E existem também, pelas favelas, Nos ranchos povoeiros, Desconhecidas heroínas de todas as origens, Morrendo aos poucos, pelo abandono. Que Rio Grande é esse? Que homens somos nós? Quando jogamos na dor e na miséria o próprio sangue de nossas artérias, Na imagem santa das avós!

A força, a tenência, Esta coragem singular do campeiro, De não temer, por grande, o entreveiro, Nos vem dessas mulheres que são de carne e osso, Mas também de aço, temperado ao rigor.

E esse progresso que o Rio grande ostenta, Vem da fibra daquelas que souberam, Ser parceiras, amigas, companheiras, escravas de ideais, Em verdadeiras concessões de amor.

Ê por isso que hoje, Precisamos honrar esse legado, Resgatar os feitos do passado, Reescrevendo as páginas da história, Porque a nossa gloria. Nasceu da estirpe guerreira da mulher gaúcha!!!

Nos relicários dos museus da história, Onde se perfilam os medalhões, De ouro, prata e bronze, E onde se tem a dimensão exata, Das honrarias forjadas no metal.

O troféu de lutas, de combates, O meritório premio, Que enfeitou com galardões dourados, O peito dos valentes, Nos entreveiros e nos tempos quentes, Das peleias, das guerras e embates.

Critérios? - Bravura, valentia, Coragem de enfrentar de peito aberto, A fúria do algoz, Que, com ódio mortal se arremessa, Contra o bravo gaúcho, Que peleava por dignidade, Pela gloria de ser guapo, E pelo amor à terra.

Talvez tenha havido outros critérios, Que premiaram ideais nem tanto sérios, Ou heróis que nunca pisaram o campo das batalhas, Mas se os galões de ouro das medalhas, Distinguiram falsos coronéis, Por certo, o sangue derramado, Pelos anônimos mártires tombados, Lavou a honra manchada dos quartéis!

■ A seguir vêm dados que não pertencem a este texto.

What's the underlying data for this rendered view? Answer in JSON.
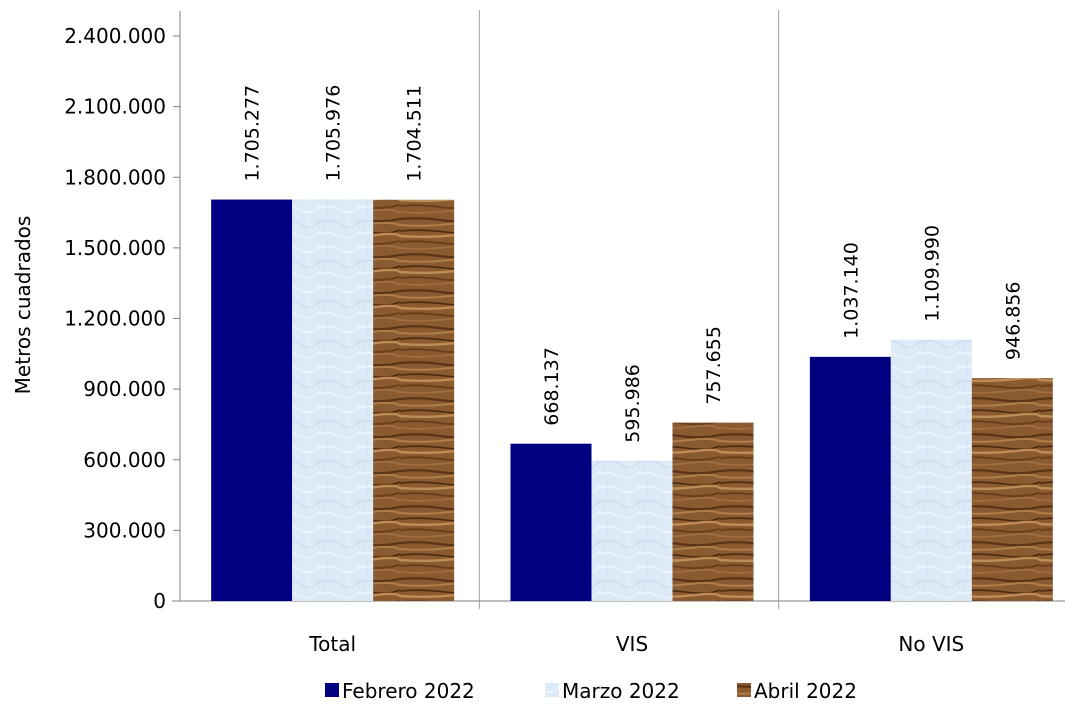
{
  "chart_data": {
    "type": "bar",
    "title": "",
    "xlabel": "",
    "ylabel": "Metros cuadrados",
    "ylim": [
      0,
      2400000
    ],
    "ytick_values": [
      0,
      300000,
      600000,
      900000,
      1200000,
      1500000,
      1800000,
      2100000,
      2400000
    ],
    "ytick_labels": [
      "0",
      "300.000",
      "600.000",
      "900.000",
      "1.200.000",
      "1.500.000",
      "1.800.000",
      "2.100.000",
      "2.400.000"
    ],
    "categories": [
      "Total",
      "VIS",
      "No VIS"
    ],
    "series": [
      {
        "name": "Febrero 2022",
        "color": "#000080",
        "pattern": "solid",
        "values": [
          1705277,
          668137,
          1037140
        ],
        "labels": [
          "1.705.277",
          "668.137",
          "1.037.140"
        ]
      },
      {
        "name": "Marzo 2022",
        "color": "#dbe8f5",
        "pattern": "paper-texture",
        "values": [
          1705976,
          595986,
          1109990
        ],
        "labels": [
          "1.705.976",
          "595.986",
          "1.109.990"
        ]
      },
      {
        "name": "Abril 2022",
        "color": "#8b5a2b",
        "pattern": "wood-texture",
        "values": [
          1704511,
          757655,
          946856
        ],
        "labels": [
          "1.704.511",
          "757.655",
          "946.856"
        ]
      }
    ],
    "grid": false,
    "category_separators": true,
    "data_labels": "rotated-vertical",
    "legend": "bottom-center"
  }
}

Porém, a história dos museus e livros, Não conta a saga da mulher gaúcha. A heroína, que longe dos fuzis, A comandar as lides das estâncias, Sufocando no trabalho as suas âncias, A distância dos homens que peleavam, Vendo brotar das sementes que plantavam, A esperança de vida, no regresso, E a contra peso dos fardos e das cargas, Os filhos, erguidos às ilhargas, Sustentaram nos ombros o progresso.

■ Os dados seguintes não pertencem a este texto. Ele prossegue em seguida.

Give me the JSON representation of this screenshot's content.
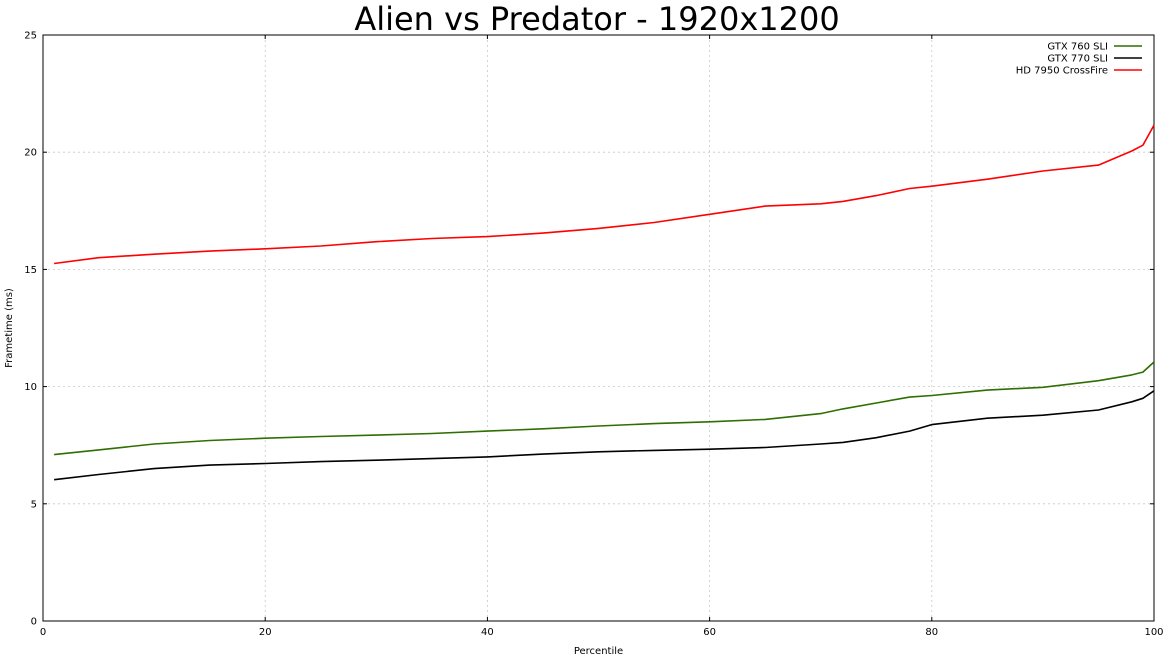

Quando os povoados se ergueram pelos vales, E derramaram casas pelos cerros, Ouviu-se o tinido da bigorna, Multiplicar seu som de puro aço, Domando o ferro ao peso das marretas, E ao amoldá-lo, em chapas circulares, Nos intervalos das rezas, aos altares, Transformá-lo em rodas, prás carretas.

Hoje, esta mesma história continua viva, Mas esquecida, pois não é contada. Talvez por medo de ser ofuscada, A imagem de herói que se criou.

A história viva esta naquelas mulheres, Centenárias muralhas, que desafiam o tempo, E continuam, legenda terrunha desta pampa, Basta bomber-lhes a estampa, Para notar o aço do seu cerno.